For more than 20 years, the countries of the European Free Trade Association EFTA (Iceland, Liechtenstein, Norway, Switzerland) have been pressurising the countries of the global South in their free-trade agreements to introduce plant variety protection laws in accordance with the international UPOV 91 [1] Convention. This disproportionately restricts the rights of farmers to save, use, exchange and sell farm-saved seed and other propagating material. This is despite the fact that Switzerland, Norway and Liechtenstein [2] do not implement these standards in their own countries.

This ‘double standard’ is all the more shocking because in the countries of the South, the farmer managed seed systems, which are shaken to their foundations by UPOV standards, are of much more central importance for food and income security than in Europe. The imposition of these standards on the countries of the global South, having been negotiated without their participation, is a neo-colonial dictate. Countries should be able to make their own decisions on seed-related laws and policies that suit their agricultural systems and the needs of their populations.
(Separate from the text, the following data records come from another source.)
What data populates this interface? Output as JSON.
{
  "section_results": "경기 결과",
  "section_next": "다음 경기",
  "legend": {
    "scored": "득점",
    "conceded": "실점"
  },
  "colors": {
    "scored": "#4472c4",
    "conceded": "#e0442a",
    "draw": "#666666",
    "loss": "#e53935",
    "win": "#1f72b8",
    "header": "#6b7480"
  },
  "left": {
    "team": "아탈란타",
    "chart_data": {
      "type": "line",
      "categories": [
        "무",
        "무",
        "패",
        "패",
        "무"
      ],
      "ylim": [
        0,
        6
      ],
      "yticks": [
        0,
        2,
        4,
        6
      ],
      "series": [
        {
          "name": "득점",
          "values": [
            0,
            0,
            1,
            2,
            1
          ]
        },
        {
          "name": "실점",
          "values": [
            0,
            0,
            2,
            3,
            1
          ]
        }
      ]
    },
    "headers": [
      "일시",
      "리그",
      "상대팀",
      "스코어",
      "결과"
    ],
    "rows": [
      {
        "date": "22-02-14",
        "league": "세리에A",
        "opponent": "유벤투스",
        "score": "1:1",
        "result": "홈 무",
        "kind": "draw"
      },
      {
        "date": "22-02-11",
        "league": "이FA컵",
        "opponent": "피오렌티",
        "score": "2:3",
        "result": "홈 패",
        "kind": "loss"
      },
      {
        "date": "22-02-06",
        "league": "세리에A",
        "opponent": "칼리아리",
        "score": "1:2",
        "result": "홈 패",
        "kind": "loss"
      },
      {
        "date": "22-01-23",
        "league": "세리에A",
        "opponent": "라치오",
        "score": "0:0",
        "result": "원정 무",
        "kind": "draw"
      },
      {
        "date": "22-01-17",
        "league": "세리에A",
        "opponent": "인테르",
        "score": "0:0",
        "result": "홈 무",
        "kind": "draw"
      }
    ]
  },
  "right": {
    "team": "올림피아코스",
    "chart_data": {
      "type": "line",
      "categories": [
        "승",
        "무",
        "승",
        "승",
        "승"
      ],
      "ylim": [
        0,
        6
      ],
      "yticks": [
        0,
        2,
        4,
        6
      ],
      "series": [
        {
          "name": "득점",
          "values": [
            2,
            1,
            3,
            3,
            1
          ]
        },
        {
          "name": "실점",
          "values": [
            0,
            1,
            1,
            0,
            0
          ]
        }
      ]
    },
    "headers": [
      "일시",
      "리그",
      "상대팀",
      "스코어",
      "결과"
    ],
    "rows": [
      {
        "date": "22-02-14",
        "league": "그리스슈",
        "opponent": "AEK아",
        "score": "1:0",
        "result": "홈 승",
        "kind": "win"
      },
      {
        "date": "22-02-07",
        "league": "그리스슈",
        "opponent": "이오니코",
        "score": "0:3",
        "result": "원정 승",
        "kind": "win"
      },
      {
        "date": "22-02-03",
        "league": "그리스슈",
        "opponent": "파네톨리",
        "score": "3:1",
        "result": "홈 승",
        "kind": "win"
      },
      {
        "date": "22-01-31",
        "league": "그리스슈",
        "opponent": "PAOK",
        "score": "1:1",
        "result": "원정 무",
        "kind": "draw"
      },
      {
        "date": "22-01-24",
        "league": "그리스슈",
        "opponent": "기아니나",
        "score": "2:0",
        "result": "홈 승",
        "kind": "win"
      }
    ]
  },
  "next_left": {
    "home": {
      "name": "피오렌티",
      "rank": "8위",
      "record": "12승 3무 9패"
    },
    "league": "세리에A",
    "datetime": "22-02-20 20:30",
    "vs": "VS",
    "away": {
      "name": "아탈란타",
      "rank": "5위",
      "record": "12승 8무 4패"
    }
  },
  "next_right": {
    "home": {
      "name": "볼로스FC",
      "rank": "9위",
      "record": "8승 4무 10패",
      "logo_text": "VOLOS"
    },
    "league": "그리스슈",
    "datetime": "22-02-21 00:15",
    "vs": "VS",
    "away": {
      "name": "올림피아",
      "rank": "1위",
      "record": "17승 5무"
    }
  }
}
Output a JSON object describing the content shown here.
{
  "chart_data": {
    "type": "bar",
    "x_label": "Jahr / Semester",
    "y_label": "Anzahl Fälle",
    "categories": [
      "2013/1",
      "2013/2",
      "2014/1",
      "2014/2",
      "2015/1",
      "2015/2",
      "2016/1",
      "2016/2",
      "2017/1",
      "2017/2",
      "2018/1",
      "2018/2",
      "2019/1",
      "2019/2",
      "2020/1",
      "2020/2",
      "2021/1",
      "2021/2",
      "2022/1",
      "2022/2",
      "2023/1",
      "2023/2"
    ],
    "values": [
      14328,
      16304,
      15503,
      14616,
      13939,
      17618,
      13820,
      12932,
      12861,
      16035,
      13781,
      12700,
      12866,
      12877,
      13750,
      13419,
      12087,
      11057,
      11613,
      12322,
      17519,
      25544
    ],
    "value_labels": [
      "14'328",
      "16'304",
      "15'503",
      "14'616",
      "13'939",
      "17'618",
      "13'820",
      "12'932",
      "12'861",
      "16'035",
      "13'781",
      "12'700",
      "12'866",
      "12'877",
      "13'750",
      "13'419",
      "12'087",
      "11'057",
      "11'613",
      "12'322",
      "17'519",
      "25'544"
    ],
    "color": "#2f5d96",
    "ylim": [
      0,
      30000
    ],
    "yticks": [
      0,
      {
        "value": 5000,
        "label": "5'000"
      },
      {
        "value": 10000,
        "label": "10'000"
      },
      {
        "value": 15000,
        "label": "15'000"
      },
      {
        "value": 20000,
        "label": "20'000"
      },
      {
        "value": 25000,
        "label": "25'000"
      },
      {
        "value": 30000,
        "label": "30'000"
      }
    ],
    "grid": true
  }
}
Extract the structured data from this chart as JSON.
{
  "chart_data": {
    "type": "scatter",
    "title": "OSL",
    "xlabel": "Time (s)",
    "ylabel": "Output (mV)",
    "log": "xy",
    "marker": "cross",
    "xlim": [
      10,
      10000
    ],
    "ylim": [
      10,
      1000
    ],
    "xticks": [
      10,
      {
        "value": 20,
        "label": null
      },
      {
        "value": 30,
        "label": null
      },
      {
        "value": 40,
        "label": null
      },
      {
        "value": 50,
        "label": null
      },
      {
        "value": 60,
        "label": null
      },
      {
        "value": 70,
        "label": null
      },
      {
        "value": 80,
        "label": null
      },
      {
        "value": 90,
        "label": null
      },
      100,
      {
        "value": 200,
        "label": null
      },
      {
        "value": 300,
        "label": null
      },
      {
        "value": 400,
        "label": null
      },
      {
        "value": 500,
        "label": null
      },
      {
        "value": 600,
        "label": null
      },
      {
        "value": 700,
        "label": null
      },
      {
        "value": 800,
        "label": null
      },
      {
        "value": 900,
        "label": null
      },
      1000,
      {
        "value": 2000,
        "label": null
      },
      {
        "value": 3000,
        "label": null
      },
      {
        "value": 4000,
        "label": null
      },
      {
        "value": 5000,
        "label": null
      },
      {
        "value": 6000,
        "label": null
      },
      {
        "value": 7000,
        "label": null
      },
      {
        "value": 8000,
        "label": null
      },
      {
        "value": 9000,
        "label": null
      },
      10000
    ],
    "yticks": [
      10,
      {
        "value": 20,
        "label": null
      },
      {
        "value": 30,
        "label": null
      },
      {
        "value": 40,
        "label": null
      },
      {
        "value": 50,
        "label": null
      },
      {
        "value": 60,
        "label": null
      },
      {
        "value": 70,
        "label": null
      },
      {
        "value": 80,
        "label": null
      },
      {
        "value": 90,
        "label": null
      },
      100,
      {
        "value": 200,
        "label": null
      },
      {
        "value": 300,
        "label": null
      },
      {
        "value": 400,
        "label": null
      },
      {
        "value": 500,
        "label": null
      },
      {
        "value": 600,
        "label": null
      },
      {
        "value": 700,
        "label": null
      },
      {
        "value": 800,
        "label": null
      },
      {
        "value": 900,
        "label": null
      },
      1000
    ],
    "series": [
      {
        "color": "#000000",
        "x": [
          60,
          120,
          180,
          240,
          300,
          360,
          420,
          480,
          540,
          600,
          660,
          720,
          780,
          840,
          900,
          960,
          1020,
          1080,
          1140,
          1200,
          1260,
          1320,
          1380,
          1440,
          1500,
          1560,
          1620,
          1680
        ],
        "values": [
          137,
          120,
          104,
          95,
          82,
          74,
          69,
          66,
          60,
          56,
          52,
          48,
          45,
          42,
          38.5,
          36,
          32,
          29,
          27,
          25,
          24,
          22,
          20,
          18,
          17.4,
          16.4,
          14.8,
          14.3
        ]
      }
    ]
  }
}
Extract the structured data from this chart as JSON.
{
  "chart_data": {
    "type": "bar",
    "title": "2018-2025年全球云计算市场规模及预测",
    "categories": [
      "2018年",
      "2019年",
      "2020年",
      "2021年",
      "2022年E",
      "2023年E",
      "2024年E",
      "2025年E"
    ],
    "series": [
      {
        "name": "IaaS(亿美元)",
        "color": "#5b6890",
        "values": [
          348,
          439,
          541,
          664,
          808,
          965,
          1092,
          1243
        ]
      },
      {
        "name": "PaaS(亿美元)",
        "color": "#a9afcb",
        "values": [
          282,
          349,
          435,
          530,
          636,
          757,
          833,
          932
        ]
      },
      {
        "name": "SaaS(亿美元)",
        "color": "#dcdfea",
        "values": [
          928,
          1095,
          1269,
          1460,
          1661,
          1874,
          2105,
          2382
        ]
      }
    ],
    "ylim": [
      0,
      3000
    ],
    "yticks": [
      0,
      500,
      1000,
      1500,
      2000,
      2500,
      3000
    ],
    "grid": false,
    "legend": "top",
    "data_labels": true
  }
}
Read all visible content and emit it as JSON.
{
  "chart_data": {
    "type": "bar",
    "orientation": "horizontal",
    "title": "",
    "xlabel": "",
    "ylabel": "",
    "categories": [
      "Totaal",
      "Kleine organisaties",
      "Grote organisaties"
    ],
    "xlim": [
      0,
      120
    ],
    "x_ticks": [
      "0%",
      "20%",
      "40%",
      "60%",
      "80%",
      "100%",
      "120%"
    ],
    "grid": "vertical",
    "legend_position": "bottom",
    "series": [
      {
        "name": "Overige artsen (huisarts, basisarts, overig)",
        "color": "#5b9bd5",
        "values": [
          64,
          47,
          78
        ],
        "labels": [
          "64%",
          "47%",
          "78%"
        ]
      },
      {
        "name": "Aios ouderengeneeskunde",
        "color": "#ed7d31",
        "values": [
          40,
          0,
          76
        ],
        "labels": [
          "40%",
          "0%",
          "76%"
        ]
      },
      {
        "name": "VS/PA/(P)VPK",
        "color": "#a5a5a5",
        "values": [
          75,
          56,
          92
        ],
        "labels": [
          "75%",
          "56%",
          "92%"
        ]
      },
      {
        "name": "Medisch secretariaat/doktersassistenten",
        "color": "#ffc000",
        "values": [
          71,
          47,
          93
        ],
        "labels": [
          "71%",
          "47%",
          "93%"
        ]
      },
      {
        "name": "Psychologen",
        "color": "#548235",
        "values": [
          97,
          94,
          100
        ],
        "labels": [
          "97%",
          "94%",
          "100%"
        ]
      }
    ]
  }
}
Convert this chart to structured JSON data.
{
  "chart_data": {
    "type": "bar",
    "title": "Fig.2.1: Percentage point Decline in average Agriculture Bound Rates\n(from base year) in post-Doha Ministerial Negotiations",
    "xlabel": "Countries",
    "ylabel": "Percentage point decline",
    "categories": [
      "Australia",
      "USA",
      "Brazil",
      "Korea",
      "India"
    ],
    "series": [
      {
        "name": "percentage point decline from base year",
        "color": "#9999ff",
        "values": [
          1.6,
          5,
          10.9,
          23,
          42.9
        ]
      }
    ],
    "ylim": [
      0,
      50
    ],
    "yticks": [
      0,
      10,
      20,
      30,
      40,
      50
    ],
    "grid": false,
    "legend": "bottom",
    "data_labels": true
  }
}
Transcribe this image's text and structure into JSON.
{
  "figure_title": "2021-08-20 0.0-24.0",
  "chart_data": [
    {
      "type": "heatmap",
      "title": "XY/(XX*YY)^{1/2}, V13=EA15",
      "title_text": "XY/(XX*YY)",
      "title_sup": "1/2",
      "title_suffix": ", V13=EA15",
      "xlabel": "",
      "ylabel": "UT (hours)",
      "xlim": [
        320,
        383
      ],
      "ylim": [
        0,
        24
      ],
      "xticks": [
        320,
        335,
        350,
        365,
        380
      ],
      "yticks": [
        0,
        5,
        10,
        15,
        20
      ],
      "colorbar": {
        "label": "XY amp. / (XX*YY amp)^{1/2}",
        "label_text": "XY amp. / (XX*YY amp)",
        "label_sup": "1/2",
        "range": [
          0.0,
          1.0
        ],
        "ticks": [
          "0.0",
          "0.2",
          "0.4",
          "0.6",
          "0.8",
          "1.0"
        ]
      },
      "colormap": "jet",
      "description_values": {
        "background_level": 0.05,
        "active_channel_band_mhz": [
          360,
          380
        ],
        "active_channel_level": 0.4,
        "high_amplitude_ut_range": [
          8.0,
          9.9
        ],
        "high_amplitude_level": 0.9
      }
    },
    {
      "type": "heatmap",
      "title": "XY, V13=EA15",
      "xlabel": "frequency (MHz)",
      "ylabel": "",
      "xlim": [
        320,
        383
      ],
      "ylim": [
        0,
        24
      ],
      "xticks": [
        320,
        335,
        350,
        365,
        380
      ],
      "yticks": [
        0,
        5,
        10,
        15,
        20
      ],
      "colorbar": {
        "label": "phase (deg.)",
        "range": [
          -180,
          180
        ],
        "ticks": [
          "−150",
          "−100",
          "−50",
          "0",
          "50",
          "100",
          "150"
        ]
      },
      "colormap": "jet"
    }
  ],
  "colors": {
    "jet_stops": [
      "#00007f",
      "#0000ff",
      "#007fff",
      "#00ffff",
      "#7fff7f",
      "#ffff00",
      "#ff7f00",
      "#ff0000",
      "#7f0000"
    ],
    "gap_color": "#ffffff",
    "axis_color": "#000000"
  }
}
EFTA is currently negotiating an agreement with Malaysia. In February 2020, intellectual property rights that included plant variety protection à la UPOV 91 were part of the agenda. In the case of Malaysia in particular, it is hard to understand why the EFTA countries should insist on UPOV 91. The country already has a plant variety protection law which, within a limited framework, also respects farmers’ rights to seeds.
Renouncing UPOV standards from the free trade agreements would contribute in a significant way to the achievement of the United Nations Sustainable Development Goals, in particular Goal 2 (Zero Hunger) and Goal 15, which seeks to halt the loss of biodiversity.

For further information:
• Judith Reusser, Seeds Development Policy Officer, SWISSAID; j.reusser@swissaid.ch
• François Meienberg, Coordinator, APBREBES; contact@apbrebes.org
• Thomas Braunschweig, Trade Policy, Public Eye, thomas.braunschweig@publiceye.ch

Notas:

[1UPOV 91 = International Convention for the Protection of New Varieties of Plants. The 1991 act was negotiated by just 19 industrialised countries of the North and by South Africa to suit their own needs.

[2Iceland has a national plant variety protection law that complies with UPOV 91 standards.